Probably first used as an ingredient for bread and rusks in a wine producing country such as Germany or France, one of the earliest references to bread baked with must, is during the reign of King Edward I (1272-1307). In South Africa mosbolletjies are often eaten fresh with butter or dried as rusks. Traditionally it was served fresh with black coffee early in the morning – similar to the French tradition of serving black coffee and croissants.
Before modern preserving methods, jam was an important way to preserve the sweetness of fruit and must jam was probably the first form of jam made by men.

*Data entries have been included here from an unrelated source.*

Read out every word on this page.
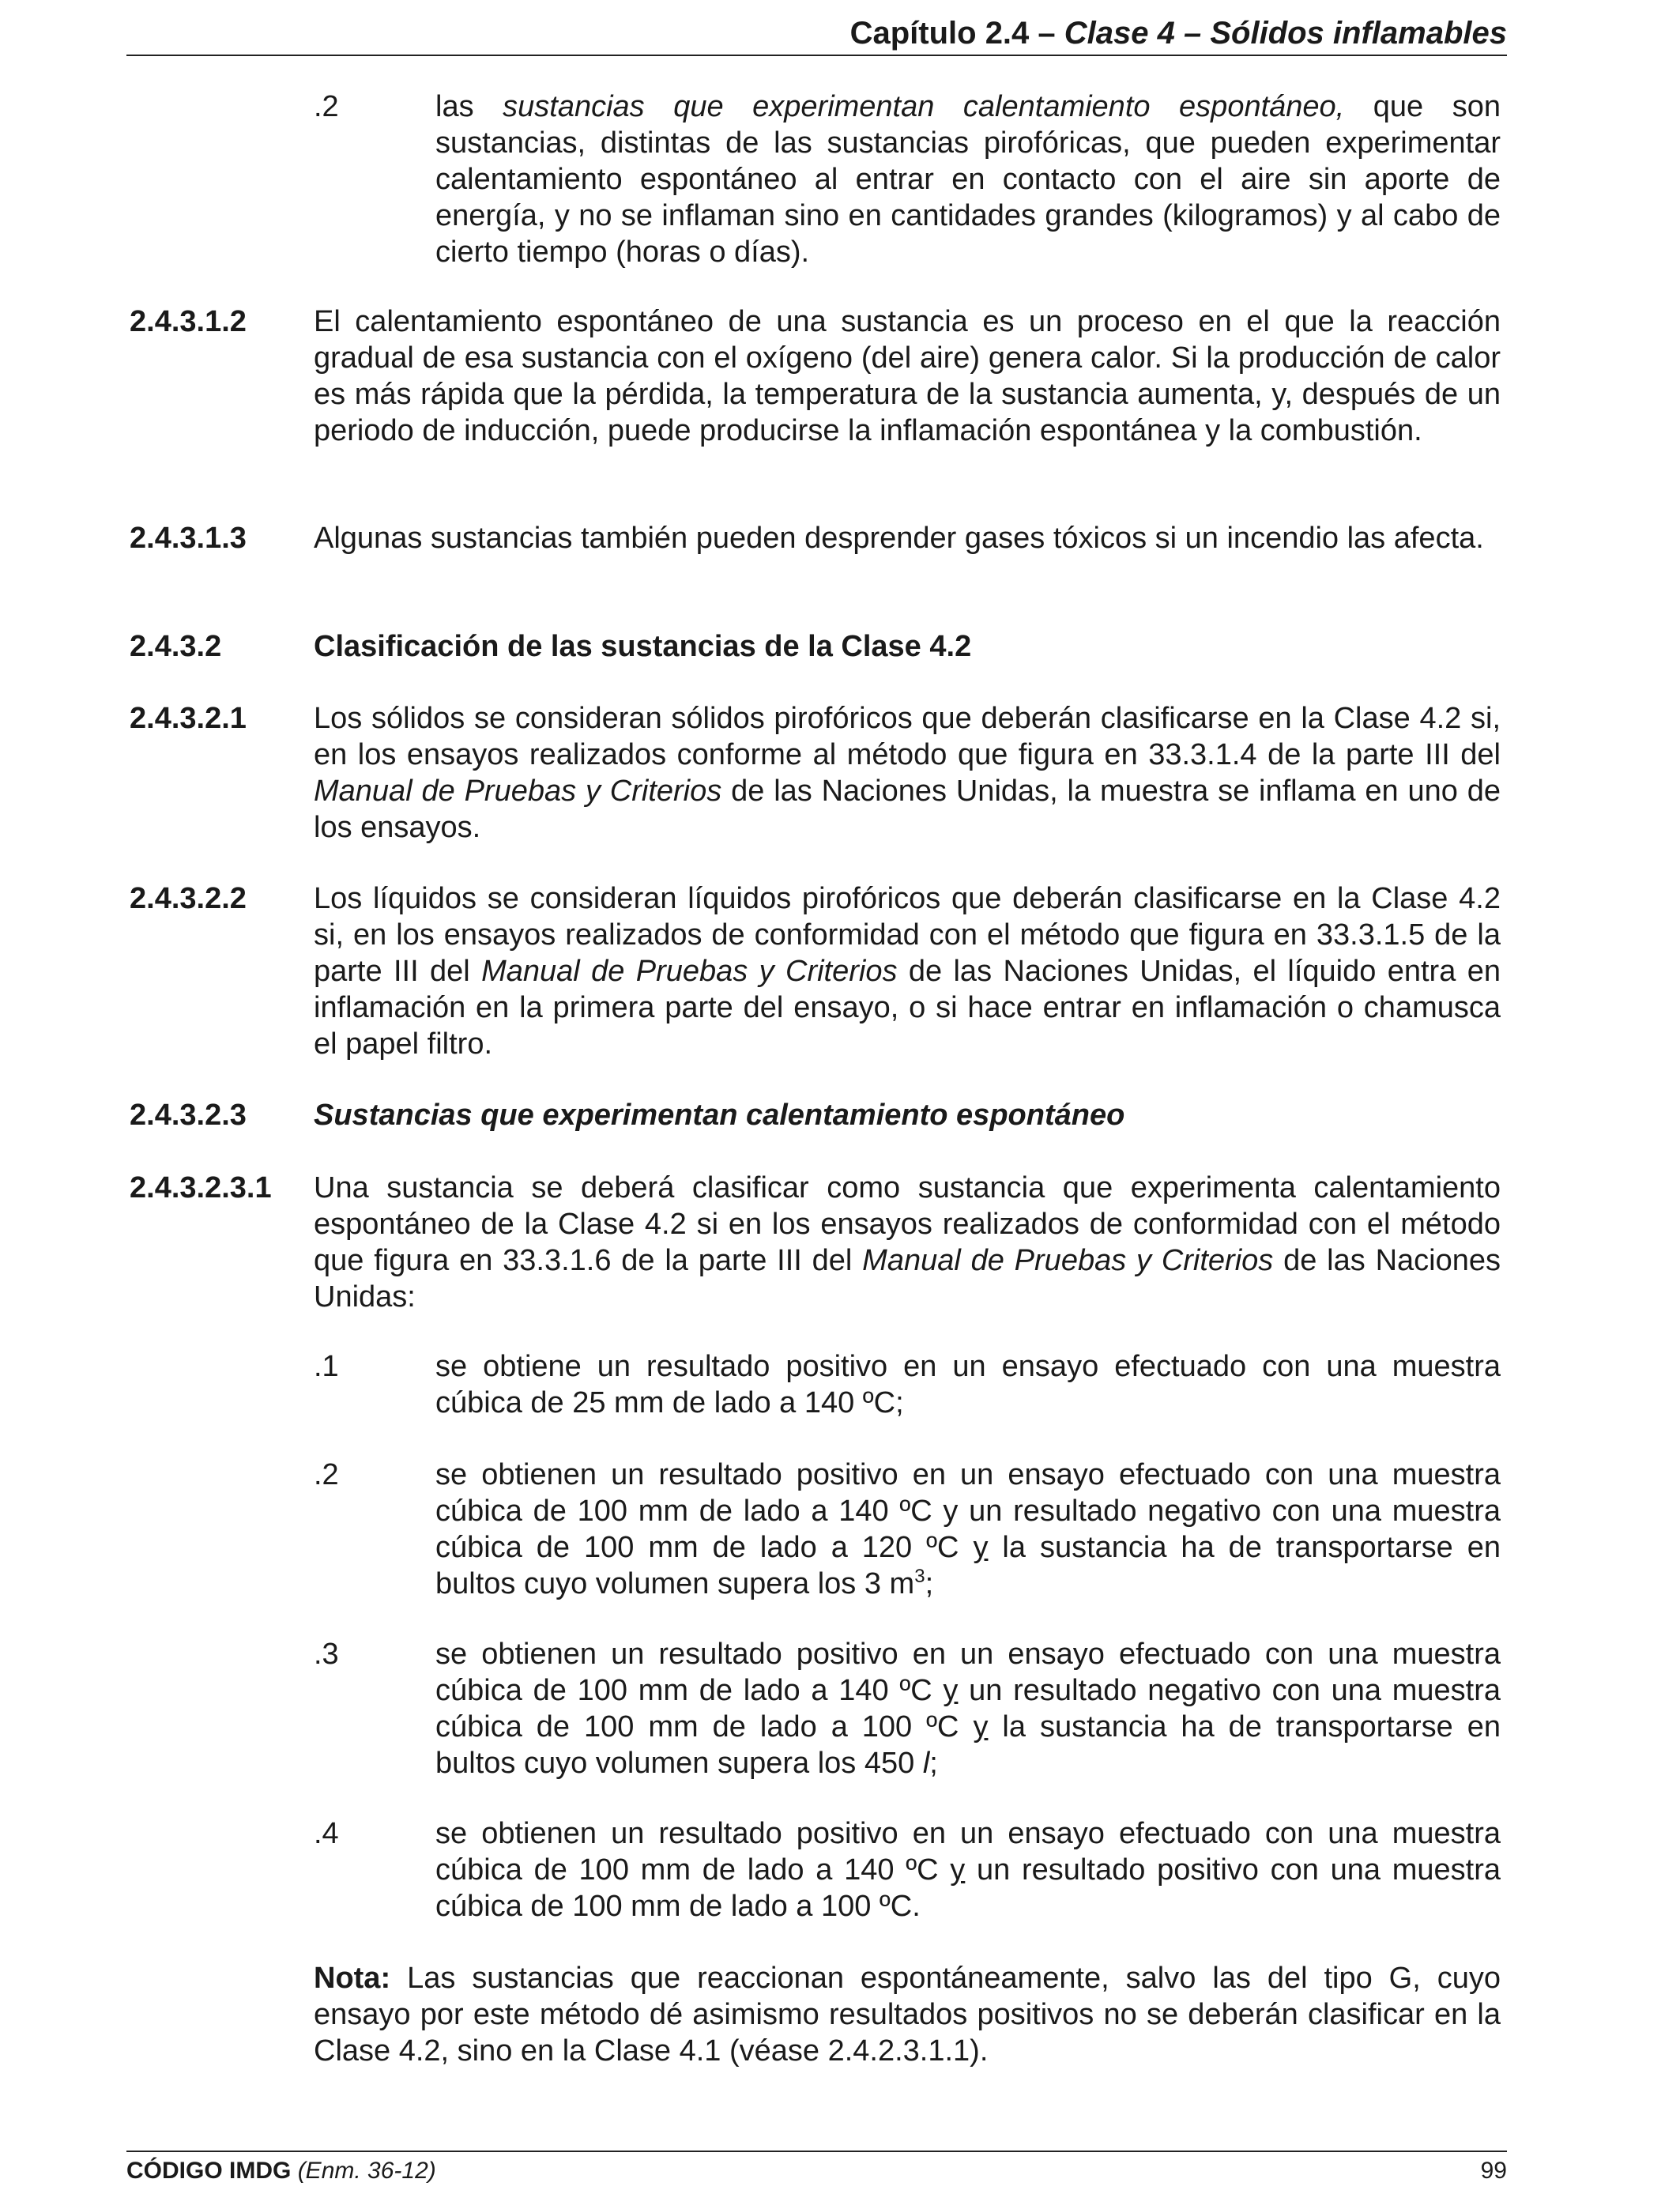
Capítulo 2.4 – Clase 4 – Sólidos inflamables
.2	las sustancias que experimentan calentamiento espontáneo, que son sustancias, distintas de las sustancias pirofóricas, que pueden experimentar calentamiento espontáneo al entrar en contacto con el aire sin aporte de energía, y no se inflaman sino en cantidades grandes (kilogramos) y al cabo de cierto tiempo (horas o días).
2.4.3.1.2 El calentamiento espontáneo de una sustancia es un proceso en el que la reacción gradual de esa sustancia con el oxígeno (del aire) genera calor. Si la producción de calor es más rápida que la pérdida, la temperatura de la sustancia aumenta, y, después de un periodo de inducción, puede producirse la inflamación espontánea y la combustión.
2.4.3.1.3 Algunas sustancias también pueden desprender gases tóxicos si un incendio las afecta.
2.4.3.2	Clasificación de las sustancias de la Clase 4.2
2.4.3.2.1 Los sólidos se consideran sólidos pirofóricos que deberán clasificarse en la Clase 4.2 si, en los ensayos realizados conforme al método que figura en 33.3.1.4 de la parte III del Manual de Pruebas y Criterios de las Naciones Unidas, la muestra se inflama en uno de los ensayos.
2.4.3.2.2 Los líquidos se consideran líquidos pirofóricos que deberán clasificarse en la Clase 4.2 si, en los ensayos realizados de conformidad con el método que figura en 33.3.1.5 de la parte III del Manual de Pruebas y Criterios de las Naciones Unidas, el líquido entra en inflamación en la primera parte del ensayo, o si hace entrar en inflamación o chamusca el papel filtro.
2.4.3.2.3 Sustancias que experimentan calentamiento espontáneo
2.4.3.2.3.1 Una sustancia se deberá clasificar como sustancia que experimenta calentamiento espontáneo de la Clase 4.2 si en los ensayos realizados de conformidad con el método que figura en 33.3.1.6 de la parte III del Manual de Pruebas y Criterios de las Naciones Unidas:
.1	se obtiene un resultado positivo en un ensayo efectuado con una muestra cúbica de 25 mm de lado a 140 ºC;
.2	se obtienen un resultado positivo en un ensayo efectuado con una muestra cúbica de 100 mm de lado a 140 ºC y un resultado negativo con una muestra cúbica de 100 mm de lado a 120 ºC y la sustancia ha de transportarse en bultos cuyo volumen supera los 3 $m^3$;
.3	se obtienen un resultado positivo en un ensayo efectuado con una muestra cúbica de 100 mm de lado a 140 ºC y un resultado negativo con una muestra cúbica de 100 mm de lado a 100 ºC y la sustancia ha de transportarse en bultos cuyo volumen supera los 450 l;
.4	se obtienen un resultado positivo en un ensayo efectuado con una muestra cúbica de 100 mm de lado a 140 ºC y un resultado positivo con una muestra cúbica de 100 mm de lado a 100 ºC.
Nota: Las sustancias que reaccionan espontáneamente, salvo las del tipo G, cuyo ensayo por este método dé asimismo resultados positivos no se deberán clasificar en la Clase 4.2, sino en la Clase 4.1 (véase 2.4.2.3.1.1).
CÓDIGO IMDG (Enm. 36-12)	99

A jar of must jam found in the tomb of the Egyptian king Tutankhamun (ruled ca. 1332 BC – 1323 BC in the conventional chronology) serves as proof!
Must syrup or must jam is made by cooking sweet fermented grape juice until it turns into a thick syrup. The Romans used three different methods:
- Defratum: the liquid was reduced to one fifth of the original volume to form a very thick syrup.

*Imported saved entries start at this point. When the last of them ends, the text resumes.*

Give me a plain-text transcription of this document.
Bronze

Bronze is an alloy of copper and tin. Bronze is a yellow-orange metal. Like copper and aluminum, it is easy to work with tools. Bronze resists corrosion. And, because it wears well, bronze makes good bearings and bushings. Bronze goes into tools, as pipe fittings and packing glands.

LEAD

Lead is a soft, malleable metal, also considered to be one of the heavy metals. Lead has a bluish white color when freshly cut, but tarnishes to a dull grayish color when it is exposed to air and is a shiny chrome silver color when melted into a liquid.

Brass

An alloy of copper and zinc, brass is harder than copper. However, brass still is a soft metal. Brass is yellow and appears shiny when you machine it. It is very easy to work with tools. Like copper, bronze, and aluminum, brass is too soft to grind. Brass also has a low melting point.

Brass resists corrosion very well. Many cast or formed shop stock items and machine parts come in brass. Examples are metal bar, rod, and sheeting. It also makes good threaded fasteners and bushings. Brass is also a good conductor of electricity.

- Sapa: the liquid was reduced to one third of the original volume for a syrup of medium consistency.
- Caroenum: a thin syrup was made by reducing the liquid to two thirds of its original volume.

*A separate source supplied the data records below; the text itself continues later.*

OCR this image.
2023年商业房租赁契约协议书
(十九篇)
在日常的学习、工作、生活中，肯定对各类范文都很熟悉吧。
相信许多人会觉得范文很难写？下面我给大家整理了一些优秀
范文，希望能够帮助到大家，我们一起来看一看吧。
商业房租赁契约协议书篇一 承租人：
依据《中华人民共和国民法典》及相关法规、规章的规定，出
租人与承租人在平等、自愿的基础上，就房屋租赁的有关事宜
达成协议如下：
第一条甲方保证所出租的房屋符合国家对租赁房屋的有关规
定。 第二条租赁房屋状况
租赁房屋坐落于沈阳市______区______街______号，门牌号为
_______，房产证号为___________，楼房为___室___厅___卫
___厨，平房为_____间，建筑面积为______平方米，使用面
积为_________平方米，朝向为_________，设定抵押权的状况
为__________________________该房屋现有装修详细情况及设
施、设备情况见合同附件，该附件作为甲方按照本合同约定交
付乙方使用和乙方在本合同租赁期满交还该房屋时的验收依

The Romans also made a sweet must wine (called mulsum) to serve with the first course of a meal. Sweet must was mixed with honey, sealed and after a month passed through a muslin cloth and sealed again for later use. They further used must syrup in sweet-and-sour, savoury and sweet dishes – a certain vegetable recipe with a sweet-and-sour sauce developed by a Roman chef, Apicius was very popular with the Roman rich-and-famous. Traditional South African cookbooks by writers such as Hildegonda Duckitt, shared similar recipes.
A recipe for Duck in a sweet-and-sour sauce (find below) from the Cape Winelands Cuisine cookbook, modernises a traditional recipe that uses must.
Recipe: Duck in sweet-and-sour sauce
The origins of this recipe can be traced back to the Italian chef Scappi (1570). A similar recipe also appears in an eighteenth-century Cape cookbook.
Ingredients Serves: 4
2 unripe plums, chopped
1 cup (250ml) coarse sea salt
1 cinnamon stick, 1 tsp (5ml) black peppercorns and 2 whole cloves, wrapped in a muslin bag
1 onion, chopped
1 cup (250ml) must syrup (available from wine farms and farm stalls)
2 cloves garlic, crushed
½ cup (125ml) red wine vinegar
1 Tbsp (15ml) chopped fresh root ginger
¼ cup (60ml) verjuice
1 tsp (5ml) cold butter
½ cup (125ml) Cape gooseberries / dried cherries
Prick the skin of the duck with a fork and cover with the salt. Refrigerate overnight.
Wipe off the salt with a clean, wet cloth.
Preheat the oven to 120°C (250°F).
Grease the oven rack and place the salted duck on the rack.
Scatter the chopped onion in a drip tray and place it underneath the duck.
Roast the duck for 6 hours. Turn the heat up to 160°C (325°F) and roast for a further 20 minutes.
Remove from the oven and set aside.
Place the onions from the drip tray, the must syrup, vinegar, verjuice, gooseberries or dried cherries, plums, spice bag, garlic and ginger in a saucepan and cook until thick.
Discard the spice bag and beat in the cold butter.
Carve the duck and serve with sauce.
Must at La Motte
La Motte celebrates the special harvest season with a Harvest Tasting where visitors are encouraged to taste must from the tanks and enjoy freshly baked mosbolletjies, must syrup and even lamb with a must basting.